When academics grow up they still behave as their students do: sitting at the back and hoping no one picks on them for input. I wonder how many chairs there are at the University: tens of thousands I imagine. Perhaps the entire student population could sit down there at once, but many of them would definitely be visible at the front.
We don’t normally do spring graduations. These are replacements for the ceremonies that were going to take place in December and then were cancelled at two day’s notice because everyone in ‘Authority’ had another outbreak of paranoia that — let’s look back and be honest about this — turned out to have very little basis in sensible judgments of risk. Anyway, I’m glad they finally made it. It offers a, hopefully singular, opportunity to picture the daffodil/graduation conjunction. And yes, the litter is there but let’s try to work it into the composition somehow.
Not quite Wordsworth’s multitude but there are certainly a lot of these sprouting outside the Ellen Wilkinson Building on campus at the moment, something the rather random focus point of this shot is intended to capture. This is the 700th Manchester shot to feature on here, by the way.
It’s voting season for the Students’ Union. I’m certainly endorsing Candy’s candidacy. With a name like Candy Kong how, indeed, can one go wrong. She should be given a position of power with immediate effect.
For the first three weeks of this semester I have been giving some classes in the Chemistry building, where resides this interesting display: I’m sure you realise what is going on here. As today was the last of these three classes, and I may never come back in here again, I thought I would capture it while I had the chance. They have omitted to include examples of the radioactive elements, but that’s probably a good thing.
22/02/2022 was today’s date, and a Twosday too: so Radon, to bottom right, perhaps is the most representative of these.
Somewhat continuing a theme from yesterday, but hey. Definitively, the first blossom I’ve seen of the year turns up in the courtyard of the Ellen Wilkinson Building, as it has done before (it’s a finely sheltered spot).

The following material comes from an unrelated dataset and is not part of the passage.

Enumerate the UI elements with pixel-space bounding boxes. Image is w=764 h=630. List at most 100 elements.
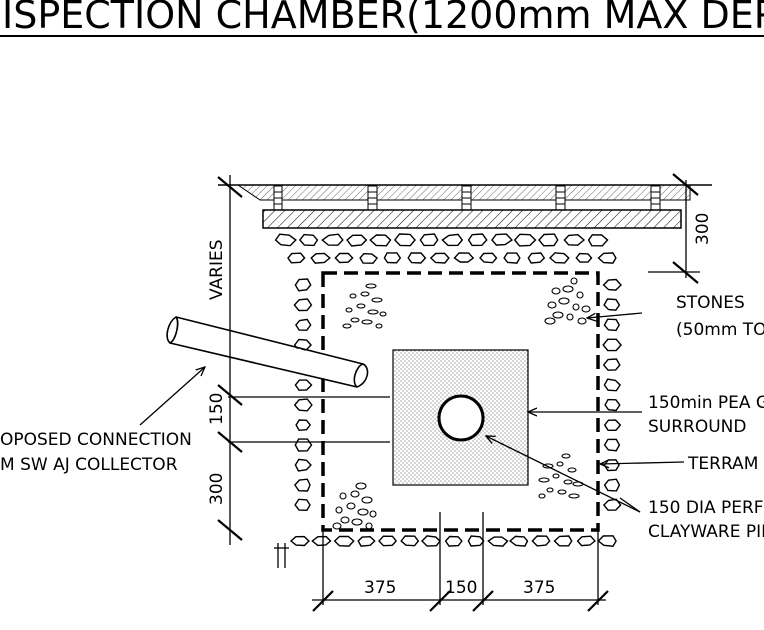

The students are back — fortunately — and campus was busy today. All the same I want to epitomise the day with this unpeopled shot. If even recycling bins, and yellow warning signs, can look pretty, then you know the light is something special.
The last taught class of the first semester, and of 2021. The students show off the ideas they’ve been working on in groups over the last few weeks — including, here, 3-D printing being used to create replicas of famous artworks that people can then touch and interact with, which seems a reasonable idea to me. It was an engaging, interesting class, and one that if I had listened to my paranoid employer, I should have hoiked online at 12 hours’ notice. But I didn’t listen, and the life of everyone involved was all the better for it.
At times in a British December it’s hard to believe there is such a thing as sunlight, so this was a welcome burst on an otherwise grey day, illuminating those of us taking a break in University Place. For once, on this shot, I don’t mind the appearance of litter bins.